Toniq picture Toniq · Jul 5, 2013 · Viewed 10.7k times · Source

I have an string with possible multiple cdata tags inside:

<![CDATA[A Survey of Applications of Identity-Based Cryptography in Mobile Ad-Hoc Networks]]>

I am using javascript/jquery and I need to remove multiple cdata tags (replace them with "").

How could I write this with regex?

Answer

Ethan Brown picture Ethan Brown · Jul 5, 2013

@Jim Garrison is correct in his comment above: there is no way to robustly parse XML/HTML with regular expressions. The language is too complex to be represented by a regular expression.

However, that doesn't mean you can't write a regex that will cover most reasonable cases, which is probably going to be sufficient for your needs. For example, the following JavaScript regex will mostly do what you want:

input.replace( /<!\[CDATA\[.*?\]\]>/g, '' );

The two things of note in this regular expression: the wildcard (.*?) inside the CDATA body is made lazy with the ? modifier. Without that, the following bad thing would happen:

'before <![CDATA[blah]]> some stuff between <![CDATA[another cdata]]> after'
    .replace( /<!\[CDATA\[.*\]\]>/g, '' );
// returns "before  after" when we probably 
// wanted "before  some stuff between  after"
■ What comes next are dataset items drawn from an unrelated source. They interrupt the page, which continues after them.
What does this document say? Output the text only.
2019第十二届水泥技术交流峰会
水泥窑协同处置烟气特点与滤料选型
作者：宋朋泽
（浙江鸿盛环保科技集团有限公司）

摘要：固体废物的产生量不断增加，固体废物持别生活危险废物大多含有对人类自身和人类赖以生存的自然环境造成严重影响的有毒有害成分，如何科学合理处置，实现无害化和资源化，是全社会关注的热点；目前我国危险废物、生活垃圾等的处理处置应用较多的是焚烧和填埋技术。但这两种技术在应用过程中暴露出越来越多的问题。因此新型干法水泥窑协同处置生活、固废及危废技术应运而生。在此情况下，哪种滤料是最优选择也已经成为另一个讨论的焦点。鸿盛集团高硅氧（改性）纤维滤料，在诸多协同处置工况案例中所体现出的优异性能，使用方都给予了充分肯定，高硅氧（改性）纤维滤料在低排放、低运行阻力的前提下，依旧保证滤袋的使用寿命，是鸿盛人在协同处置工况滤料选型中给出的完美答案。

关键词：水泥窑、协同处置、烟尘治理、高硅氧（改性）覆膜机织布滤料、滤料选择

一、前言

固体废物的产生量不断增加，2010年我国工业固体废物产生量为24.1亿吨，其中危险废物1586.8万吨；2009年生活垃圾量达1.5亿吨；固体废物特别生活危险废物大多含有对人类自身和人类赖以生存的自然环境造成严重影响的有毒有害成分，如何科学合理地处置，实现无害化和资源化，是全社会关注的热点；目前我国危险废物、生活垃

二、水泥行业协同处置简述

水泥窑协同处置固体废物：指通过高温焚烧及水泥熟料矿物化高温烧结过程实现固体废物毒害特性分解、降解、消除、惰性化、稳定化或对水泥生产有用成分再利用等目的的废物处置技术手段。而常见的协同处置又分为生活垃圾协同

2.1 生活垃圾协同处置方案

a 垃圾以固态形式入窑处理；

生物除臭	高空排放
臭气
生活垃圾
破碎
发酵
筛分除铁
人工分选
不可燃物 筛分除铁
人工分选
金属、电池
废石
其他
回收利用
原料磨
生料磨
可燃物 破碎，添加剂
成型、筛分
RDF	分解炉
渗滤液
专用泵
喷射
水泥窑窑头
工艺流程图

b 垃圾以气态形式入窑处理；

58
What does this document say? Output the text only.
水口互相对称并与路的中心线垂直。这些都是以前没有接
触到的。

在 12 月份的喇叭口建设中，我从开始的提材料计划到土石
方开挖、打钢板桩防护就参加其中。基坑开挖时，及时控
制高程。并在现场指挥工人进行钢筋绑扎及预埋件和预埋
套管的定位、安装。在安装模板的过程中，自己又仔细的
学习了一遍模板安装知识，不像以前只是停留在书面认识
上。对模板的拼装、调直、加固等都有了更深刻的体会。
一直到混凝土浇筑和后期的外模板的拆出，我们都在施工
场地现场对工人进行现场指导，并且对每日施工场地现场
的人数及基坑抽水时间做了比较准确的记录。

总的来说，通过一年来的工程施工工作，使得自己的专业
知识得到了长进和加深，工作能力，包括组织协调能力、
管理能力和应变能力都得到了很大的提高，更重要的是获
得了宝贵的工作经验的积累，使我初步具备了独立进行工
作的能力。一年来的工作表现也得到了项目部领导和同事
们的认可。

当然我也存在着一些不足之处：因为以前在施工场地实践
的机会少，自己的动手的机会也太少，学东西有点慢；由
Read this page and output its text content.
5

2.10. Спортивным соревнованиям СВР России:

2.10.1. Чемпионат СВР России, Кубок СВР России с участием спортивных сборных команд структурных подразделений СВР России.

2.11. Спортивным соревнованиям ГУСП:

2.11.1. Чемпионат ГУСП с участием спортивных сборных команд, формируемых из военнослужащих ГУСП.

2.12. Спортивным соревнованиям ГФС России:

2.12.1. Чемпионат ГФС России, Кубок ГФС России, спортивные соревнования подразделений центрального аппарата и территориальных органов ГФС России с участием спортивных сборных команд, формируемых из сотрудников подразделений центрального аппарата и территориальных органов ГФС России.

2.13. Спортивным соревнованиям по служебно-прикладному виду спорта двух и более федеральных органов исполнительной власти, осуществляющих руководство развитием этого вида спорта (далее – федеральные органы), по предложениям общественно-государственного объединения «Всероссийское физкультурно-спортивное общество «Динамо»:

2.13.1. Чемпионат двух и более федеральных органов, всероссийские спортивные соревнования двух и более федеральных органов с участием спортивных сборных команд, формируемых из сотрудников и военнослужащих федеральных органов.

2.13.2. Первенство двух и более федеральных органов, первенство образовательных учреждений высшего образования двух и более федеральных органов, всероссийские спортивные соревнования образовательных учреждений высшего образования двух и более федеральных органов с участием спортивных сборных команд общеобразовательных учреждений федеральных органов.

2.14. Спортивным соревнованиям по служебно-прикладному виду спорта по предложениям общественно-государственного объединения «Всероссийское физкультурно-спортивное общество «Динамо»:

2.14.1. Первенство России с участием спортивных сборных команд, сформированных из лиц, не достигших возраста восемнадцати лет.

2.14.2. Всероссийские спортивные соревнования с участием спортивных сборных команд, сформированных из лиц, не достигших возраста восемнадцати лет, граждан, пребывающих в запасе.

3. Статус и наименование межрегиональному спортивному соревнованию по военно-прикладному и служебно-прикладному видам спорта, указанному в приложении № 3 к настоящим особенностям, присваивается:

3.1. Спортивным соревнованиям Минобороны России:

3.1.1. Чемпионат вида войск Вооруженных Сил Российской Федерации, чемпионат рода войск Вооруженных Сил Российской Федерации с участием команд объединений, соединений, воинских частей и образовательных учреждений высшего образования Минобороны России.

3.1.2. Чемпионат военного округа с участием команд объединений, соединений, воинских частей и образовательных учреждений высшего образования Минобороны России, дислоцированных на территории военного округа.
The other thing is that we use the g flag to indicate that all matches should be replaced. Otherwise only the first match will be replaced.

Reading over the comments, it looks like you may want to simply strip out the CDATA tags while leaving their contents intact. As @Jim Garrison points out above, this is a bad idea because you could easily be left with invalid HTML; that's the whole point of CDATA. But if you do want to do that, here's how:

'outside <![CDATA[(cdata1)]]> inside <![CDATA[(cdata2)]]> after'
    .replace( /<!\[CDATA\[(.*?)\]\]>/g, '$1' );
// yields "outside (cdata1) inside (cdata2) after"